We’ve talked results and, going even further into them, Ottavino had surrendered three hard hit or barreled balls going into that game against the Giants and two since. While that’s noticeable, the one that stands out to me is the lack of weak contact and topped balls.

In fact, the average launch angle in this small stretch has skyrocketed from 2.9° to 14.2°. The reason this stands out is because his best way of getting outs after the strikeout are ground balls. Not only is Ottavino one of the best strikeout pitchers in baseball, he’s one of its best worm-killers.

Why the change? It’s coming as a product of him leaving the ball just slightly more up as of late than he did previously.

But it really hasn’t been that bad.

In his “biggest blow up,” in which he allowed two earned on Thursday, the three hits against him had hit probabilities of 4, 16 and 16 percent, respectively.
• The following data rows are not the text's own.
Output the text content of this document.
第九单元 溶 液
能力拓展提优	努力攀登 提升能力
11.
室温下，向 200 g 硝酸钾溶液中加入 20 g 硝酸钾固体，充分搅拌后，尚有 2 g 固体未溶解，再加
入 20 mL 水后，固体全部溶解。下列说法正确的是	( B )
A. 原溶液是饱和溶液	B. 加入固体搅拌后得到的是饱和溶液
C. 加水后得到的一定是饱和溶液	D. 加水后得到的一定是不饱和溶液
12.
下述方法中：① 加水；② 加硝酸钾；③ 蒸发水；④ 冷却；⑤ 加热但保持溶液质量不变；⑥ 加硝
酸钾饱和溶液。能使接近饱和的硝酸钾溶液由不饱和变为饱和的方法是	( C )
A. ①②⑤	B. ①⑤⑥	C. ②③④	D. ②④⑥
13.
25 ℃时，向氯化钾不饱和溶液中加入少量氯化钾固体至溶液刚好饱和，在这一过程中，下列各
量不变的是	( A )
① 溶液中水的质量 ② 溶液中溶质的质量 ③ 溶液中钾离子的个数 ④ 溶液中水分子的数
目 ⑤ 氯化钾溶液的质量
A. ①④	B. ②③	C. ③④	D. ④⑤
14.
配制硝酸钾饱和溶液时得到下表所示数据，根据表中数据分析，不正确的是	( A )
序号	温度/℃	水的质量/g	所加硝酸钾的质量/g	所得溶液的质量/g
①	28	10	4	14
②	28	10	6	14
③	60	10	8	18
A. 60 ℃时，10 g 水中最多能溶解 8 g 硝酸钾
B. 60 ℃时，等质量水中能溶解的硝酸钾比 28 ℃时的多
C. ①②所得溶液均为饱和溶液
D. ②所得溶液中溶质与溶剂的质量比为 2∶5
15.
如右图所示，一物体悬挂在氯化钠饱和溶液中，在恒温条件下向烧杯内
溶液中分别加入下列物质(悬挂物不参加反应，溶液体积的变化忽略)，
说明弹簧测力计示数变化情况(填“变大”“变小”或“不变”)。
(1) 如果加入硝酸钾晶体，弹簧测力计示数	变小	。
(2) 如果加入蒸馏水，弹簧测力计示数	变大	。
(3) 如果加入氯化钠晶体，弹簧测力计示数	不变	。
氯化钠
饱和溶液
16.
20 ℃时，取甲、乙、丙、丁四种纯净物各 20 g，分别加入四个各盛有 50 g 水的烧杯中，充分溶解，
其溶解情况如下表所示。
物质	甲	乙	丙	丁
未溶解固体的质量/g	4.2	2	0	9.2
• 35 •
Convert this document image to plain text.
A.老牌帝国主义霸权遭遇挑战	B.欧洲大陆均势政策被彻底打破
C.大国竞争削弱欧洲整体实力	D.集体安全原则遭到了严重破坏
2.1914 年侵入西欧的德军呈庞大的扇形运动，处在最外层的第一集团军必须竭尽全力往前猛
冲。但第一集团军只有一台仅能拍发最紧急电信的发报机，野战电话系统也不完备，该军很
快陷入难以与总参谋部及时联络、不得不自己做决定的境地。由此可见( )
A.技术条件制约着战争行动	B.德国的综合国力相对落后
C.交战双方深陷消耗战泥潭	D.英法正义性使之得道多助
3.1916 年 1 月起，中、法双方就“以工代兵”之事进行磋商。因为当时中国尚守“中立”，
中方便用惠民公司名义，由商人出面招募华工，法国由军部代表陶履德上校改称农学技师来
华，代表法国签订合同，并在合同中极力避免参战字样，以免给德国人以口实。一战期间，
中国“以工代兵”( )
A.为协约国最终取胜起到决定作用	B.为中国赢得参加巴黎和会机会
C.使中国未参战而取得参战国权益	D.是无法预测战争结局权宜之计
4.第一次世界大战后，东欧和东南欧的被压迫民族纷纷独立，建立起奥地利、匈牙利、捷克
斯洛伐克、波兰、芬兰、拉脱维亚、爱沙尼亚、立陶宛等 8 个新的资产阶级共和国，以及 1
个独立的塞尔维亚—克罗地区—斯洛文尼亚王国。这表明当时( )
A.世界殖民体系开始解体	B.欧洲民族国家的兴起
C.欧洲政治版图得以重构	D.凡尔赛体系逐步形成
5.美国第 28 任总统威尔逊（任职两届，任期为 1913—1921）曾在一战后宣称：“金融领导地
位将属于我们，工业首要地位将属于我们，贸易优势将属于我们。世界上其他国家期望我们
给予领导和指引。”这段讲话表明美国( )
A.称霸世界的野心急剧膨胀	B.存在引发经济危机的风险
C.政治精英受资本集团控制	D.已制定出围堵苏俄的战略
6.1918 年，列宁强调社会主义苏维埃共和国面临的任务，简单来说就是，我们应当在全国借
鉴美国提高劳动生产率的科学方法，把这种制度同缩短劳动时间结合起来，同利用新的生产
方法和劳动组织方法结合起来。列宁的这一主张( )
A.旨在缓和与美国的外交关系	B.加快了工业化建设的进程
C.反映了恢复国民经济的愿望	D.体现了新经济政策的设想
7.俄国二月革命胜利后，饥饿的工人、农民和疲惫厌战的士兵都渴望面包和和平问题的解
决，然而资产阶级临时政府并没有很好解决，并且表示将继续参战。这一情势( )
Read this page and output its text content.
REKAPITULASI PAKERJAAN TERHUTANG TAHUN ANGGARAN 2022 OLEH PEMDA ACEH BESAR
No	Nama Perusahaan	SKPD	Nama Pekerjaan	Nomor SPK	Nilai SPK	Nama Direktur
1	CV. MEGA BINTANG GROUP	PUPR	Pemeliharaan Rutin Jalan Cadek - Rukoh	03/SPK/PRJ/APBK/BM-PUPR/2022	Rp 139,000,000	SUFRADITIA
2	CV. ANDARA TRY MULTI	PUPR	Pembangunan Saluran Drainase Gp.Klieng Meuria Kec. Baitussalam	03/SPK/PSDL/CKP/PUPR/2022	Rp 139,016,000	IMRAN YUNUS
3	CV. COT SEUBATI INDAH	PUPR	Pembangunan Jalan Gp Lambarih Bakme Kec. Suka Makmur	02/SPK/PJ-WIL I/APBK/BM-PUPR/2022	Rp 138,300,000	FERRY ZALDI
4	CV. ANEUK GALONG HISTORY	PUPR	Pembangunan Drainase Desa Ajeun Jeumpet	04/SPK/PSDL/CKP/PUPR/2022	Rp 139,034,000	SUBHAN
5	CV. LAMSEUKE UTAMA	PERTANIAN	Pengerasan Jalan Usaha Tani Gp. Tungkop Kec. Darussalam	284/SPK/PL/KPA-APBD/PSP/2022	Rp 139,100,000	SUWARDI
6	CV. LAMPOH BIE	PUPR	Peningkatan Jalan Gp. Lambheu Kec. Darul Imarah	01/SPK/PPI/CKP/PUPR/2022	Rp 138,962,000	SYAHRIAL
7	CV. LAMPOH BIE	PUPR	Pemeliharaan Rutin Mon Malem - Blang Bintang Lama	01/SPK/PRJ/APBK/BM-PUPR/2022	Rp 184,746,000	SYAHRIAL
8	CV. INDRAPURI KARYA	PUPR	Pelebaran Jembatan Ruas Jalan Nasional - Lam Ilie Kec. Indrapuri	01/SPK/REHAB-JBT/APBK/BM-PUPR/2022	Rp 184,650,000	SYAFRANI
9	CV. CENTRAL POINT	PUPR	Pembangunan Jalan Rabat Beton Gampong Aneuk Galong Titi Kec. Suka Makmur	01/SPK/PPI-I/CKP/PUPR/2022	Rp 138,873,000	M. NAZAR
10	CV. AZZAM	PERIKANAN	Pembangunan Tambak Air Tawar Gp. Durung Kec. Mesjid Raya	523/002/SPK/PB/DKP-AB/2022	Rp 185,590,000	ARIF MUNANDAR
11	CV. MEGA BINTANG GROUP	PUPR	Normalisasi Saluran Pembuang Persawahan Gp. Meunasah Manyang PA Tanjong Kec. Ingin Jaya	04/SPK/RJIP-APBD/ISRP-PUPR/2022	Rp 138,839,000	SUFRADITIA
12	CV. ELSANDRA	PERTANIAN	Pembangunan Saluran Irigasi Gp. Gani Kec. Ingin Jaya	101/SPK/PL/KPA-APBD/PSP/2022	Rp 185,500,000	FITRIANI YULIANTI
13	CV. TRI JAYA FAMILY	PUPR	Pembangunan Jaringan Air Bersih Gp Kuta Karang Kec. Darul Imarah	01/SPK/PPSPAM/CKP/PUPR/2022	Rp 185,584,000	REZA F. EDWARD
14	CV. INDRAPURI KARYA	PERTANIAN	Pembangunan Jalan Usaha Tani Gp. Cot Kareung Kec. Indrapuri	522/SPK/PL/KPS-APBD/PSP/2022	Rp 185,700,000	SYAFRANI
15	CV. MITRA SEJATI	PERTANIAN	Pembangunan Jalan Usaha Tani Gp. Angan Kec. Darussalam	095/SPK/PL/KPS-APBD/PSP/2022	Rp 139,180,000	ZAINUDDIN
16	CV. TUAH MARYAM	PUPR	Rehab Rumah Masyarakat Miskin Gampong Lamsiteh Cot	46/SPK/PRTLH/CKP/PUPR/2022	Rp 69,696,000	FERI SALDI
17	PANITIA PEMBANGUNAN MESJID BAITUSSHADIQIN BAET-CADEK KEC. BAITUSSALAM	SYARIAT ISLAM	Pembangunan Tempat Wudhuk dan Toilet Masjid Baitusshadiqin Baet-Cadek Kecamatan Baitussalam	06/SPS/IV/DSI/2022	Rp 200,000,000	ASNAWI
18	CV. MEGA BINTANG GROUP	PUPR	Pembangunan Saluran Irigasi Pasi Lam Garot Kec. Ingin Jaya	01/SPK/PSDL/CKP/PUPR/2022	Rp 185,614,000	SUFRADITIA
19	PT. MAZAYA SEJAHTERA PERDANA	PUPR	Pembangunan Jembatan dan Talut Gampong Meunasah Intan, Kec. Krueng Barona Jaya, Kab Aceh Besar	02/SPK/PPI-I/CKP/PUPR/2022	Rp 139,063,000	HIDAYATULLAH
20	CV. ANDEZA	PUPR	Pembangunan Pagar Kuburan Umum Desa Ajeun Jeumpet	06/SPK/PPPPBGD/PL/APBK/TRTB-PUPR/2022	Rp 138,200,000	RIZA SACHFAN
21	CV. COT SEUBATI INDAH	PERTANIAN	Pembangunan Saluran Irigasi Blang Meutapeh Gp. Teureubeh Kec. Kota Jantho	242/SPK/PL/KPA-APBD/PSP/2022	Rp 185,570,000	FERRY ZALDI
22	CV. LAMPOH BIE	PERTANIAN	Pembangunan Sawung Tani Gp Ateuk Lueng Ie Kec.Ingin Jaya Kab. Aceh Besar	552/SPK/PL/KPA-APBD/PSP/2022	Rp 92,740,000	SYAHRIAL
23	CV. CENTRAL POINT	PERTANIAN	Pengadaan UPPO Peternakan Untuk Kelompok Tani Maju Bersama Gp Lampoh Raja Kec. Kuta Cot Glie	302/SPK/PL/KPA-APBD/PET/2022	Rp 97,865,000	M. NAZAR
Meanwhile, he got out of the inning on a groundball that had a hit probability of 27 percent.

Besides that, he’s thrown just slightly more fastballs recently but that could be chalked up to him working backwards usually but switching it up in the division for a different look.

All that and he made one mistake to the now-NL-MVP-candidate Matt Kemp.

As the data suggests, not much as really changed other than results … which can happen when you’re having a historically good season. Regression, unfortunately, just kind of happens. The only part that could be concerning in the long-term is that the rates in which he’s failed the last four times out is more in line with last season, both in terms of usage and result.

Next: 3 encouraging numbers posted by the Rockies during a discouraging June

What’s the bottom line? At the end of the day, it was one week and it’s nowhere near time to panic about Ottavino.